Habitat requirements

  • Determined habitat associations for >90 songbirds at BCR or national scales (Cumming et al. 2014b).
  • Confirmed that six priority species exhibit regional differences in habitat selection, and that differential habitat selection needs to be incorporated into density estimates.

Threats assessment

  • Forecasted species’ densities with climate projections to estimate impacts of climate change on >80 songbird species (Stralberg et al. 2015). Associated spatial data products are guiding conservation prioritization (Lisgo et al. 2017, Stralberg 2018). Several regional projects are now exploring impacts of climate change on birds and caribou.
  • National-extent, multi-scale impacts assessment of anthropogenic disturbances (both successional and alienating) found negative effects for several forest bird species.
  • BAM population estimates were used to estimate incidental take for >80 forest birds at national and regional extents by terrestrial oil and gas exploration and extraction, forestry operations, roadside maintenance operations, mining operations, and wind energy sector (Longcore and Smith 2013).
  • Evaluated and improved incidental take risk assessment tools for the forest industry in BC and AB.
  • Regional and national population consequences of forestry on songbirds and waterfowl are being investigated using landscape simulation projects led by 6 post-doc and graduate student projects.
  • The effects of multiple land-use sectors, including the energy sector, on AB bird populations were estimated in cumulative effects frameworks (Sólymos et al. 2015, Bayne et al. 2016, Alberta Biodiversity Monitoring Institute and Boreal Avian Modelling Project 2018).

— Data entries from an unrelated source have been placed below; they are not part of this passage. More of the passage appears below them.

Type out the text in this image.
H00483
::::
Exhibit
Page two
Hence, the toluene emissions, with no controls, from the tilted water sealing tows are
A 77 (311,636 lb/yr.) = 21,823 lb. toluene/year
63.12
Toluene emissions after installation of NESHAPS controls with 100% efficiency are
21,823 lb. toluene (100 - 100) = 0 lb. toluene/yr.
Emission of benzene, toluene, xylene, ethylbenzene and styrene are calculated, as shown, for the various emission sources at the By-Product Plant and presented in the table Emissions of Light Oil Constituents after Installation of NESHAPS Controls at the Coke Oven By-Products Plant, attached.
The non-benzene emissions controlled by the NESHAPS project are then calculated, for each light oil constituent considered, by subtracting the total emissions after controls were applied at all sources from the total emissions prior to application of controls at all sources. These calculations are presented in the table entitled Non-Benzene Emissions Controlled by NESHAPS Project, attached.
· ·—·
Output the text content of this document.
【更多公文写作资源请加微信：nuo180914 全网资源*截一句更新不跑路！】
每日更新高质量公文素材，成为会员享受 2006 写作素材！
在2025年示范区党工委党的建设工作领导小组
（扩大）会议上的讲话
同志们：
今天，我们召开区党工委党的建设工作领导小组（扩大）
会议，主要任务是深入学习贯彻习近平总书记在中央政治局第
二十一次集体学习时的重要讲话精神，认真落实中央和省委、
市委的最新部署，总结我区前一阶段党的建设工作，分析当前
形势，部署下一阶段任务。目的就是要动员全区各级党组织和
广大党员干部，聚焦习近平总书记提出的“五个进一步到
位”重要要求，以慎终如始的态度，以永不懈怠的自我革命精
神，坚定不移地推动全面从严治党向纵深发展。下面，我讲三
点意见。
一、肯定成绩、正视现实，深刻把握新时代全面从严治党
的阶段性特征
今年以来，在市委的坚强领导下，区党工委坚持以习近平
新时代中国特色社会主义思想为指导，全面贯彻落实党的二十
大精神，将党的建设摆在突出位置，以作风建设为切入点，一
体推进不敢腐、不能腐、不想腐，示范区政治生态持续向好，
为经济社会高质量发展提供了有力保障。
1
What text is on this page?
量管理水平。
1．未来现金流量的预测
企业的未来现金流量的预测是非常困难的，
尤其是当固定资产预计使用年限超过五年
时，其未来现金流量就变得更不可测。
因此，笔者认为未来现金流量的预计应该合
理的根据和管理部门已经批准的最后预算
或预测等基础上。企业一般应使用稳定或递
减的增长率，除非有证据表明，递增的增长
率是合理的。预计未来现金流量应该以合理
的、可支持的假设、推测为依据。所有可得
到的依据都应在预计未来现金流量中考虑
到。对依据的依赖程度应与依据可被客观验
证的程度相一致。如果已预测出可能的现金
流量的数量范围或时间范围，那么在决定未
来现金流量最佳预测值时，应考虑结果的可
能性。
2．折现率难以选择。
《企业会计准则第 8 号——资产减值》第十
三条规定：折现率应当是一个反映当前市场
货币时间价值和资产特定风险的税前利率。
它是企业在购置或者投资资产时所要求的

Identification of priority wildlife areas & protected areas design and evaluation

  • Evaluated potential priority areas for migratory birds using BAM models for > 90 species (Stralberg et al. 2018).
  • BAM climate change vulnerability products (Stralberg et al. 2015, 2018, Stralberg 2018) used in conservation planning and prioritization exercises by BEACONs and ECCC, including the Canadian Boreal Forest Agreement (CBFA), Northwest Boreal Landscape Conservation Cooperative (Lisgo et al. 2017).
  • Evaluating potential contribution of Sustainable Forestry Initiative-certified forests to bird populations (collaboration with the SFI, NGOs, industry, academic, and government partners).
  • Prairie Habitat Joint Venture identified priority waterfowl areas using BAM-DUC waterfowl models (Prairie Habitat Joint Venture 2014).

Species at risk conservation, recovery planning, and multi-species management

  • Developed a conceptual approach to critical habitat identification for wide-ranging species; models and approach are now being tested for Canada Warbler.
  • Estimated population trends for Canada Warbler at national scale.
  • Species density models, population estimates, and habitat associations informed recovery strategies, status assessments and conservation of Canada Warbler, Olive-sided Flycatcher and Common Nighthawk (Haché et al. 2014, Westwood 2016, Ball et al. 2016), Westwood et al. 2017.
  • Moose Cree First Nation homelands land planning process requested BAM’s involvement and models for SAR, including Canada Warbler, Olive-sided Flycatcher, Common Nighthawk and Rusty Blackbird (Dénes 2018[just waiting on permission to post this PDF]).
  • Examined the effect of caribou-specific harvest management plans on avian populations.

Full annual life cycle

  • Conducted analyses to assess the relative contributions of breeding and non-breeding ground climate and land-use change on inter-annual variation in breeding ground density; demonstrated importance of breeding grounds.